The moral and strategic limitations of pacifism are again evident in our contemporary war on terrorism. It is plausible that the terrorist attacks on September 11 resulted from the United States’ failure to respond aggressively after the first attack on the World Trade Center in 1993, or after the bombing of our embassies in Africa in 1998, or after the attack on the U.S.S. Cole in 2000. In each instance, you needn’t do a lot of research to discover what military response—or rather, lack thereof—the pacifists were urging. It is precisely the “seamless monotony” of the pacifists’ moral advice that renders their advice morally useless.

A serious debate is now underway concerning national strategy after the conclusion of the Afghan campaign. How aggressively do we pursue terrorists elsewhere using military forces? Do we seek regime termination in nations that continue to sponsor terrorists, such as Iraq? These decisions must be made by wise, prudent, and moral statesmen. But our statesmen are not likely to heed the policy advice of pacifist professors and clerics who believe, by definition, that military forces should be eliminated, who know little or nothing about military capabilities and doctrines, and who misrepresent or misunderstand the core teachings of the just war tradition.

Ultimately, the intellectual source of this pastoral confusion lies with the novel contemporary effort to synthesize the two mutually exclusive moral positions of pacifism and just war. Allsuch attempts fundamentally distort both traditions and render them logically, morally, and theologically incoherent. Just war thinking begins with the belief that in a fallen world, the use of coercion and force, including the use of lethal force by legitimate public authority, is not only permitted but also morally required under certain circumstances. For governments not to use lethal violence to protect the innocent is unjust and dishonors God.
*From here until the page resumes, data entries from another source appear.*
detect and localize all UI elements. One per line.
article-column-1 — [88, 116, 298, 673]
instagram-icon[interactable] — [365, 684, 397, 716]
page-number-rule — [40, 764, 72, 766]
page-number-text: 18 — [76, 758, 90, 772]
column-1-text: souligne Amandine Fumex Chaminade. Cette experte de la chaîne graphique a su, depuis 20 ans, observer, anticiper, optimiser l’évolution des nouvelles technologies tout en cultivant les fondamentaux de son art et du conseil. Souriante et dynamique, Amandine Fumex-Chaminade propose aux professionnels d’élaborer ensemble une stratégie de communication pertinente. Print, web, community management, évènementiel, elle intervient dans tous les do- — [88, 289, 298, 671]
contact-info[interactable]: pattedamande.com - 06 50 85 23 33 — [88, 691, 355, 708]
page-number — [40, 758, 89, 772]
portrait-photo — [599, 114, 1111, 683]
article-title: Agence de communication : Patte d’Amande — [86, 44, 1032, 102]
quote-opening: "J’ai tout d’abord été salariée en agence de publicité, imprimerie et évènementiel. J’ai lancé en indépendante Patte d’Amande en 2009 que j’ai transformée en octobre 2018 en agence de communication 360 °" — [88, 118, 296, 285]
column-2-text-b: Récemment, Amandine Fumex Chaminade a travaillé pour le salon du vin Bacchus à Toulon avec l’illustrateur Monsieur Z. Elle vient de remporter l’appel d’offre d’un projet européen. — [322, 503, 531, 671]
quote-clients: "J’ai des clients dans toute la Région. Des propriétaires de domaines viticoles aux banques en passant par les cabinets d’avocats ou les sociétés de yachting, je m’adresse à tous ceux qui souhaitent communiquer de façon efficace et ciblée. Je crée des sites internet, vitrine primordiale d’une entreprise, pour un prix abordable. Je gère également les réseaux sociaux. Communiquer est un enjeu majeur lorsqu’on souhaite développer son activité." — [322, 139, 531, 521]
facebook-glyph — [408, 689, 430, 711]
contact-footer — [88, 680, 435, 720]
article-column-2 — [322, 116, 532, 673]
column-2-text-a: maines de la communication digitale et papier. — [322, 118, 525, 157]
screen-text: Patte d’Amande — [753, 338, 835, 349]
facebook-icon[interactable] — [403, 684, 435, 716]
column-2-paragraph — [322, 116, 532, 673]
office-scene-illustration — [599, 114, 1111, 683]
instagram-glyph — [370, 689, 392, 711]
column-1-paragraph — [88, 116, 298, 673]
The classical pacifist believes that to use force is evil, perhaps in the case of the modern crypto-pacifist a necessary evil, but still an evil. Between these positions, no middle ground exists, and yet that is where the “presumption-against-war” thinkers have sought to build their intellectual house. Because their resulting hybrids are incoherent, they cannot do the practical political and military work that the just war tradition is designed, precisely, to do.
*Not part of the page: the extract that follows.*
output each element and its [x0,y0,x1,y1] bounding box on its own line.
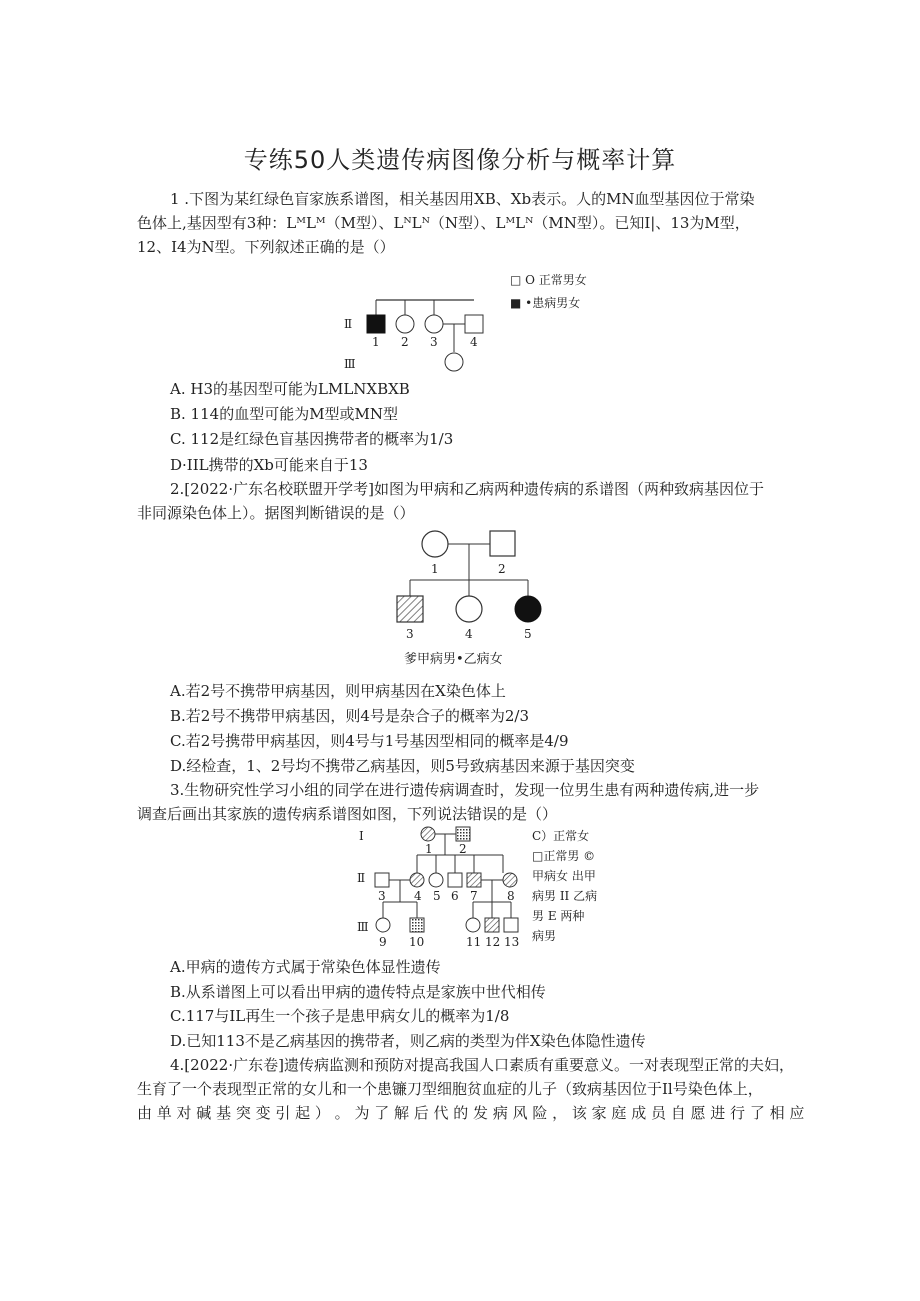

Which leaves us to suggest that Saint Augustine (and the Augustinians), Saint Thomas Aquinas (and the Thomists), Luther (and the Lutherans) and Calvin (and the Calvinists) are, despite their diverse theological perspectives, more reliable guides to reflection on this great contemporary problem than are the vast majority of our contemporary academic experts. A recovery of the authentic just war tradition should be among our first tasks in these perilous times.